Wednesday, January 13, 2010

*A-CHOOZ!!*

I hate to be down with flu and cough. It's one of those things that make you so ineffective and a natural germ-carrier to be avoided at all costs.

I can recall with vivid clarity when the virus struck. It was the morning of 21st December (Monday) as I sat in my freezer-like office, I felt the nose getting clogged up and then it started to drip. I bought some over-the-counter cold tablets and thought self-medication would work. It didn't. The runny nose came on full force and I had to see a doctor a week later on 28th December (Monday). The medicines included cold tablets, cough mixture, phlegm-dissolving solution and antibiotics.

Although not completely well, I managed to usher in the new year with some clarity but lost my voice on 6th January (Wednesday). This time, I had to take a day off work to see the doctor and rest. The medicines now included anti-inflammatory tablets, cold tablets and cough mixture, Dhaseyl. However, the cough got worse over the next 2 days and I went back to the clinic on 8th January (Friday). The doctor changed the cough medicine to Fedac. He assured me I would get better before the weekend was over.

Again, I did not. I went back to the same clinic on 11th January (Monday) after work. This time, another course of antibiotics was introduced with a stronger cough mixture. But the cough became worse, particularly at night. I was getting desperate because my lungs seemed to be on the verge of explosion every I coughed.

Finally, I took some time off work today to see another doctor in a remote part of the island. He is reputed to be very good at curing coughs. Okay, let me try it out. I have just taken my 2nd dose of medicine and the cough seems to be letting up somewhat but the nose is still runny.

With excellent bedside manners, the doctor had insisted that I take 2 days of medical leave although I had tried to bargain for just one day as there was really too much work to clear. He was adamant and said that since I had been coughing for 3 weeks, it might lapse into pneumonia if I did not rest well to recover completely.

In a way, I'm glad I'm 'forced' to rest at home. Work never ends and if I continue to push myself despite being sick, I will never recover well. I guess I will now just learn to just snooze the next 2 days away!

Friday, January 01, 2010

Twenty Ten - New Year, New Hope

I had wanted to attend New Year's Day mass at IHM but I couldn't find any indication of mass time from its website last night. What if I went there and there was no mass? Or perhaps I could go to St Anne's 8am mass but I prefer the worship environment at IHM. A little tarry here; little indecision there......... I ended up over-sleeping well into the new year. Another "spirit is willing but flesh is weak" scenario? I can't start the new year on such frivolous resolve, can I? No, I must make it a point to attend tomorrow's morning mass.

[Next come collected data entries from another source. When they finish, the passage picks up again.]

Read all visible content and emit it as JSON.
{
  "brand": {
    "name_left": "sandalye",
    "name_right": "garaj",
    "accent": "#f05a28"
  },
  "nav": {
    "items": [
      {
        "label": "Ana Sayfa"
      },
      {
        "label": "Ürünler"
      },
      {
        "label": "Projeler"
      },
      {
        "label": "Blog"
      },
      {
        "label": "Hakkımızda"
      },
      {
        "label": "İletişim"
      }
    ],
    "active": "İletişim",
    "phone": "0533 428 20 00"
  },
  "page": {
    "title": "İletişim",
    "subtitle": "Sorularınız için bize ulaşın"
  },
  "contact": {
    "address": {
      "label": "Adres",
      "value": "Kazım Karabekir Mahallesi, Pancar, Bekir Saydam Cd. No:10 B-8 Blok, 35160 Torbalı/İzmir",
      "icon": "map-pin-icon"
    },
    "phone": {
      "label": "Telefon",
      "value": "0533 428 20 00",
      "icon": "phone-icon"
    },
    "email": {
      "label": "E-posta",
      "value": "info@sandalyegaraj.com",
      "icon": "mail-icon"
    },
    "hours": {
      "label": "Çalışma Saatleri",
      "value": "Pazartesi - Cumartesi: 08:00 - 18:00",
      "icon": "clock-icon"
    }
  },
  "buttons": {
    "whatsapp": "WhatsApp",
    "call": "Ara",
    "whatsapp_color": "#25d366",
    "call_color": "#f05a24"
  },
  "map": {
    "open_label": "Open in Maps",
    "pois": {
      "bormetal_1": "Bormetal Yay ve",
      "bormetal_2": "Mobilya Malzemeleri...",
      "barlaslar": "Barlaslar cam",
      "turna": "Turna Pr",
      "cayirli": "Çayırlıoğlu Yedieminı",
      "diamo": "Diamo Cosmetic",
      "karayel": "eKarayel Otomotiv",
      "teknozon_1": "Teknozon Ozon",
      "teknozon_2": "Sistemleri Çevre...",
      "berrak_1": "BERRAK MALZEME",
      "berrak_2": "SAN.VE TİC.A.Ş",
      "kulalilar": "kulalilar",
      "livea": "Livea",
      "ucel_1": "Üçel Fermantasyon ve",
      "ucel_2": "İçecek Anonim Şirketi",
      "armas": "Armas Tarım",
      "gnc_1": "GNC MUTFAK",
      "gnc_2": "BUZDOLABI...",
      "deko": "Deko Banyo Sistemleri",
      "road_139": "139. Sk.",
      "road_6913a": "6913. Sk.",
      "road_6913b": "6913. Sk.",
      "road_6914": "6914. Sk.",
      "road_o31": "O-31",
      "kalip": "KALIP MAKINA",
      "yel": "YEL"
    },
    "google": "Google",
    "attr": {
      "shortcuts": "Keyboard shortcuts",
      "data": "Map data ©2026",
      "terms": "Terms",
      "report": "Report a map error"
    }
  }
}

2009 has been a challenging year for me. Plucked from comfort zone and being thrown into new territory at work has zapped me of my energy, time and spirit. In addition to unrealistic targets and KPI, I have to unravel the backlog from the past year. Staff management is already challenging on its own but couple it with 25 ladies of different age groups (from 20 to 64), mindsets and educational levels; I feel like walking out the door on some days and never come back. Someone else can have the hot seat. Thank you very much.

I know why I was picked for the job. I do not think I am better than my peers but I have been known to be resilient. In the macro scheme of things, that's great for the company. But privately, who knows how I struggle with time management for my family and on a personal level? But I must count my blessings too. I have a good superior who listens to my gripes and woes on some days. I have generally good support from the staff although there are some black sheep to keep me on my toes and not get too complacent.

In 2010, I resolve to be positive and treasure my relationships more, whether spiritual, personal or official. There might be organisational changes within the year but whatever it is, I shall stay focused on finishing my course by March and doing the best I can. However, before I can embark on the aforementioned resolution, it is often said that we can't seriously seek God from the comfort of the armchair but on the knees. I shall start by rousing myself from lazy slumber tomorrow morning and attend the 6am mass!